Setback for Trudeau Liberals

Canada's main stock index opened lower on Tuesday, weighed down by escalating trade tensions between the United States and China.

The S&P/TSX Composite Index tumbled 91.37 points to open Tuesday at 16,292.26

The Canadian dollar surrendered 0.43 cents to 75.32 cents U.S.

Credit Suisse raised the price target on Baytex Energy to $5.50 from $4.50. Baytex shares gained eight cents, or 1.8%, to $4.55.

Desjardins raised the target price on Terago Inc. to $6.00 from $5.75. Terago shares were static at $6.05.

The Trudeau Liberals suffered a setback on Monday when they lost a parliamentary seat in Quebec, where party officials say they need to pick up support to bolster their chances of retaining power in 2019.


The TSX Venture Exchange slid 1.95 points to 750.29

All but three of the 12 TSX subgroups were to the downside, with materials plummeting 1.2%, consumer discretionary stocks off 1.1%, and industrials sliding 1%.

The three gainers were health-care, surging 1.2%, utilities, better by 0.2%, and gold, up 0.1%.


Stocks fell sharply on Tuesday after President Donald Trump's latest threat to China increased fears of an impending trade war between the world's largest economies.

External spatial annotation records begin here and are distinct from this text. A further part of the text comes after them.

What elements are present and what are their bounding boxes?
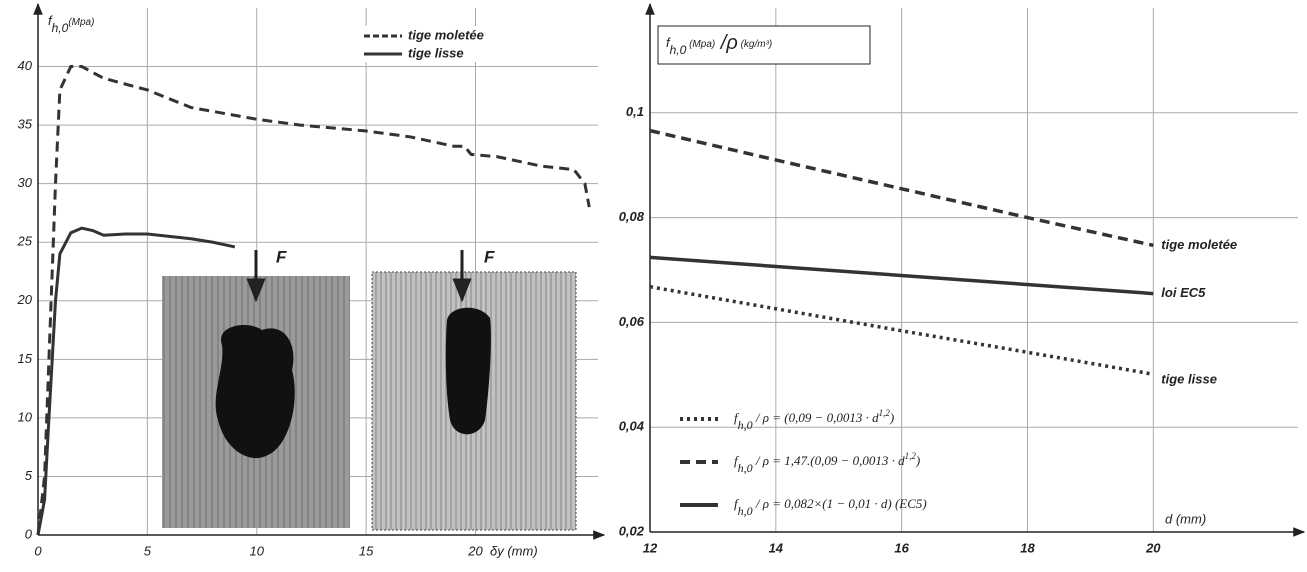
x-axis-label: d (mm) (1165, 511, 1206, 526)
label-part: / ρ = (0,09 − 0,0013 · d (753, 410, 879, 425)
label-part: h,0 (738, 461, 753, 475)
x-tick-label: 18 (1020, 540, 1035, 555)
y-tick-label: 25 (17, 234, 33, 249)
label-part: h,0 (738, 418, 753, 432)
y-tick-label: 5 (25, 468, 33, 483)
y-tick-label: 0,08 (619, 209, 645, 224)
y-tick-label: 30 (18, 175, 33, 190)
y-label-box (657, 25, 871, 65)
x-tick-label: 0 (34, 543, 42, 558)
label-part: f (734, 453, 740, 468)
x-tick-label: 14 (769, 540, 784, 555)
series-line (649, 255, 1154, 296)
label-part: f (734, 410, 740, 425)
y-tick-label: 0 (25, 526, 33, 541)
x-tick-label: 20 (467, 543, 483, 558)
label-part: (Mpa) (68, 17, 94, 28)
series-line (649, 128, 1154, 248)
legend-label: fh,0 / ρ = 0,082×(1 − 0,01 · d) (EC5) (734, 496, 927, 518)
series-label: tige lisse (1161, 372, 1217, 387)
y-tick-label: 15 (18, 351, 33, 366)
x-tick-label: 20 (1145, 540, 1161, 555)
label-part: ) (889, 410, 894, 425)
x-tick-label: 12 (643, 540, 658, 555)
label-part: (kg/m³) (738, 39, 772, 50)
label-part: / ρ = 0,082×(1 − 0,01 · d) (EC5) (753, 496, 927, 511)
label-part: 1,2 (879, 408, 891, 418)
series-label: loi EC5 (1161, 285, 1206, 300)
y-tick-label: 40 (18, 58, 33, 73)
label-part: f (666, 35, 671, 50)
y-tick-label: 0,02 (619, 523, 645, 538)
label-part: ) (915, 453, 920, 468)
y-axis-label: fh,0(Mpa) (48, 13, 94, 35)
hole (445, 307, 491, 435)
x-tick-label: 10 (250, 543, 265, 558)
y-tick-label: 35 (18, 117, 33, 132)
legend-label: tige moletée (408, 27, 484, 42)
hole (215, 325, 295, 459)
label-part: h,0 (52, 21, 69, 35)
legend-box (358, 26, 538, 62)
label-part: f (734, 496, 740, 511)
y-tick-label: 10 (18, 409, 33, 424)
legend-label: fh,0 / ρ = 1,47.(0,09 − 0,0013 · d1,2) (734, 451, 920, 475)
series-line (649, 285, 1154, 376)
annotation: F (276, 247, 287, 266)
y-axis-label: fh,0 (Mpa) /ρ (kg/m³) (666, 32, 772, 57)
x-label-bg (1160, 505, 1280, 531)
y-tick-label: 0,06 (619, 314, 645, 329)
label-part: / ρ = 1,47.(0,09 − 0,0013 · d (753, 453, 905, 468)
annotation: F (484, 247, 495, 266)
label-part: (Mpa) (686, 39, 715, 50)
series-line (36, 65, 591, 536)
series-label: tige moletée (1161, 237, 1237, 252)
y-tick-label: 20 (17, 292, 33, 307)
photos: F F (162, 247, 577, 531)
label-part: 1,2 (905, 451, 917, 461)
label-part: h,0 (670, 43, 687, 57)
legend-label: tige lisse (408, 45, 464, 60)
label-part: h,0 (738, 504, 753, 518)
label-part: /ρ (715, 32, 738, 54)
y-tick-label: 0,04 (619, 419, 645, 434)
y-tick-label: 0,1 (626, 104, 644, 119)
series-line (36, 226, 236, 536)
x-axis-label: δy (mm) (490, 543, 538, 558)
legend-label: fh,0 / ρ = (0,09 − 0,0013 · d1,2) (734, 408, 894, 432)
x-tick-label: 16 (894, 540, 909, 555)
label-part: f (48, 13, 53, 28)
x-tick-label: 15 (359, 543, 374, 558)
x-tick-label: 5 (144, 543, 152, 558)
x-label-bg (487, 540, 597, 562)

The Dow Jones Industrials dropped 380.87 points, or 1.5%, to 24,606.60, with Boeing, DowDuPont and Caterpillar as the worst-performing stocks in the index. The 30-stock index also erased all of its gains for the year.

The S&P 500 lost 26.34 points, or 1%, to 2,747.41, with materials, industrials and tech all falling more than 1%.

The NASDAQ sank 90.54 points, or 1.2%, to 7,656.48

Shares of some of the biggest chipmakers fell given their large exposure to China. Qualcomm and Nvidia both dropped at least 1.5%. On average, semiconductor and semiconductor equipment companies get 52% of their revenue from China, according to a recent report from Morgan Stanley.

Ford Motor, which also does a large amount of business in China, saw its stock pull back about 2.2%. Meanwhile, Caterpillar and Boeing— considered two bellwethers for trade tensions on Wall Street —both dropped at least 3.5%.

Trump asked the United States Trade Representative to identify $200 billion worth of Chinese goods for additional tariffs, at a rate of 10%. If China "refuses to change its practices" and insists on continuing with the new tariffs it recently declared, then the additional levies would be imposed on Beijing, Trump said Monday night.

Soon after, the Chinese Commerce Ministry issued a response, stating that the latest threat of more tariffs violates previous negotiations and consensus reached between both the U.S. and China. "The United States has initiated a trade war that violates market laws and is not in accordance with current global development trends," the ministry said.

Prices for the benchmark for the 10-year U.S. Treasury gained, lowering yields to 2.88% from Monday’s 2.92%. Treasury prices and yields move in opposite directions.

Oil prices slid 53 cents to $65.32 U.S. a barrel.

Gold prices lost $2.60 at $1,277.50 U.S. an ounce.